Jungkook elinde çiçekler ile kapıda duruyordu. Berre çiçekleri aldı ve Jungkook a sarıldı. Sanırım bi ortaya çıksam iyi olur.
Ben: Allahım dualarım kabul oldu!!!
Berre korkudan Jungkook tan ayrıldı.
B:...
Ben: berre ile Jungkook sevgili olmuş!!!
Ellerimi iki yana açıp odada koşmaya başladım. Görende sevdiği takım kupa kazanmış sanırdı. Jungkook utançtan başını öne eğmiş hafiften gülümsüyordu. Berre yi sormaya gerek yok zaten pancar bir surat ile karşımda.
B: ya kanka sussana!
Ben: tamam tamam hayırlı uğurlu olsun.
B: sanırsın market açmışız da açılışını kutluyoruz.
Ben: enişte içeri gelip otursana
Jk: enişte?
B: kanka illa da intikamını alacaktın dimi?
Ben: almazsam olmazdı ama
Jin: neler oluyor burada?
Jk: ooo çakma suga da uyanmış.
Jin: bana nasıl suga dersin? O uyuşuk koalaya benziyor muyum?
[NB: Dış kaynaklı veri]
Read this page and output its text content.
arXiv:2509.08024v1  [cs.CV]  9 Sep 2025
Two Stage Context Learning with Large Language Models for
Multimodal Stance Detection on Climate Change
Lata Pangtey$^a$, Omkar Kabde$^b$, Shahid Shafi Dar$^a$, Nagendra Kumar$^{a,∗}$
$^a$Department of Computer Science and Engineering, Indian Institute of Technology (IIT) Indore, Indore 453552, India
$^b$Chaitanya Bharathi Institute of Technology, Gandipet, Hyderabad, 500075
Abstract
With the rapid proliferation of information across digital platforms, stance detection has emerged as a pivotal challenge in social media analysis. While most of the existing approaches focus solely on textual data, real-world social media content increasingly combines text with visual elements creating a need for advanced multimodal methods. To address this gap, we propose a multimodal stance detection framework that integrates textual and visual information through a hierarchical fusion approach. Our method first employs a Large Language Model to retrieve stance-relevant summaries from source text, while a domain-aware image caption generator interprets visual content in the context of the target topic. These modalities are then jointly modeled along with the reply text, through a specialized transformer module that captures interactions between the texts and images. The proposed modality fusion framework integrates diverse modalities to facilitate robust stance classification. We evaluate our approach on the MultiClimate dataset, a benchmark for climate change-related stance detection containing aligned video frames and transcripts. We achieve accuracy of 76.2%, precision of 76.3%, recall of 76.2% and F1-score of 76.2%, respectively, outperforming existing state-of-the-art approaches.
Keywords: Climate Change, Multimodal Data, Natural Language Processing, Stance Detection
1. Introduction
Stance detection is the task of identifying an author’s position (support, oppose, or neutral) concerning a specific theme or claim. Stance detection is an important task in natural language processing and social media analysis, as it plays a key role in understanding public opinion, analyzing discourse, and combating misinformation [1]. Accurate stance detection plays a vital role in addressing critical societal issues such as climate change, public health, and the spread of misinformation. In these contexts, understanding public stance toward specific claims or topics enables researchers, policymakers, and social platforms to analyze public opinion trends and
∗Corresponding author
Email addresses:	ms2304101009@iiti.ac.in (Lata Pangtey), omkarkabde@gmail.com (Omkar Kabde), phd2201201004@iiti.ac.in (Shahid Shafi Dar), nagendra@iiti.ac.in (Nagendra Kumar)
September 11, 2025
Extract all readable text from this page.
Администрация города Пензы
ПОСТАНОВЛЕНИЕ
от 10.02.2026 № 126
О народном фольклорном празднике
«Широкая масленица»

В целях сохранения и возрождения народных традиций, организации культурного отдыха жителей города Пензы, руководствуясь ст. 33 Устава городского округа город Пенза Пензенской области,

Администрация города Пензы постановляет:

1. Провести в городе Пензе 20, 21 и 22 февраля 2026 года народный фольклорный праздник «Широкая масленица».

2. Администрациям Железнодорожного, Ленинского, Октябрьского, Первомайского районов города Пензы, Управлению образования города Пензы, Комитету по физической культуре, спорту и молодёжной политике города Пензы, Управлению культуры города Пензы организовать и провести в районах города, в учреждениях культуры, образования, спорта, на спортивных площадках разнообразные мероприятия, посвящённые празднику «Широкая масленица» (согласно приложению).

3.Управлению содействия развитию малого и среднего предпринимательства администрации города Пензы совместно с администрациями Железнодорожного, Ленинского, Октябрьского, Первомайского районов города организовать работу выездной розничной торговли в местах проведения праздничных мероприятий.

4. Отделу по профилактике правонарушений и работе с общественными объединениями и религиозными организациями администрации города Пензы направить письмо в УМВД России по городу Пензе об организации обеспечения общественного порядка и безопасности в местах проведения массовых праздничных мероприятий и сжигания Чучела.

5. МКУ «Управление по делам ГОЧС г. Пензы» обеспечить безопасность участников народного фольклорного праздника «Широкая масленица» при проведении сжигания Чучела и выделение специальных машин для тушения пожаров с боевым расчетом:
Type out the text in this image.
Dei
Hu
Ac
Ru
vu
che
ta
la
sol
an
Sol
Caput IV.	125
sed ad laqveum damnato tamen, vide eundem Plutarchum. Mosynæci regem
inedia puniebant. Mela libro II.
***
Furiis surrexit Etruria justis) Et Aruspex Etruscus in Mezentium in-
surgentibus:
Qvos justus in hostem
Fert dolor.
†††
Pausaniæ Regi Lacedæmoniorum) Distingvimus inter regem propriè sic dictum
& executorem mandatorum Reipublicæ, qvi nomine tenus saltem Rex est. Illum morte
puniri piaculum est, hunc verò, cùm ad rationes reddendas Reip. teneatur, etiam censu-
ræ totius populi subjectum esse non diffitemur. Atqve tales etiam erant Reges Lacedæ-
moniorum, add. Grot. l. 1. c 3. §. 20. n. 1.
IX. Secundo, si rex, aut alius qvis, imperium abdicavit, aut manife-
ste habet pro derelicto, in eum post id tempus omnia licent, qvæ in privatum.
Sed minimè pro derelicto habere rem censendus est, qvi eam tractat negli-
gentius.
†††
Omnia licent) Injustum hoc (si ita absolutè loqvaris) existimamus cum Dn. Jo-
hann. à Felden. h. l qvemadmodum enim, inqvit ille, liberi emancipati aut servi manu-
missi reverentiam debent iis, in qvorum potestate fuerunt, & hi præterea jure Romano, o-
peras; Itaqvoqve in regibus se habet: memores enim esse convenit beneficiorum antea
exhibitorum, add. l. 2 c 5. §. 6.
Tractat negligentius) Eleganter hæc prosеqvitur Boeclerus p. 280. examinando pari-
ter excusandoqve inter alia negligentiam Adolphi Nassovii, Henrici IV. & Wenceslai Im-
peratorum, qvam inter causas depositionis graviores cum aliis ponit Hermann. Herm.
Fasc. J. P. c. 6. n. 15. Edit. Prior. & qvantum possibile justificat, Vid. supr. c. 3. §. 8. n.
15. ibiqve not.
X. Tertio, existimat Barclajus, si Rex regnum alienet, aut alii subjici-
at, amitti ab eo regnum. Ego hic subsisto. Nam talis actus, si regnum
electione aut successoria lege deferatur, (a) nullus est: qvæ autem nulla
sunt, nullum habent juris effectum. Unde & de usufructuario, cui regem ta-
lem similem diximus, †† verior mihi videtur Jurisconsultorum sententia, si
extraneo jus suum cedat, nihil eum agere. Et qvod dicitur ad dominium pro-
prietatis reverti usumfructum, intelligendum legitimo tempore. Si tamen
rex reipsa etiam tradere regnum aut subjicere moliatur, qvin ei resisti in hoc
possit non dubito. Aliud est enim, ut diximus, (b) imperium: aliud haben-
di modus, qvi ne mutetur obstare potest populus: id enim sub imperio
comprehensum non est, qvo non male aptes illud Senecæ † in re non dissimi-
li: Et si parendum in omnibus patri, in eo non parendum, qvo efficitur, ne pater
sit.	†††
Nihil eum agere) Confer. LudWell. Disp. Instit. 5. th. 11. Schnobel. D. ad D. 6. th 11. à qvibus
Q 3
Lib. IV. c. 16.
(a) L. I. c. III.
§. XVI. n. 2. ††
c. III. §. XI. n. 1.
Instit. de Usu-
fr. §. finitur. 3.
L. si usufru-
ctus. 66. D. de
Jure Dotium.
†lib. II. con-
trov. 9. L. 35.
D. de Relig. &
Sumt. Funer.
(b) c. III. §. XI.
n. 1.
Jk: o burada olsaydı yine böyle diyebilecek miydin bakalım.
Jin: derdim.
Jk: hiç sanmıyorum.
Jin: demek öyle sen bittin maknae!
Jin Jungkook un kolundan tutup koltuğa çekti. Şakasına da olsa boğazına sarılmış gibi yaptı. Jungkook ta boğuluyormuş gibi boğazından tuhaf sesler çıkarıyordu.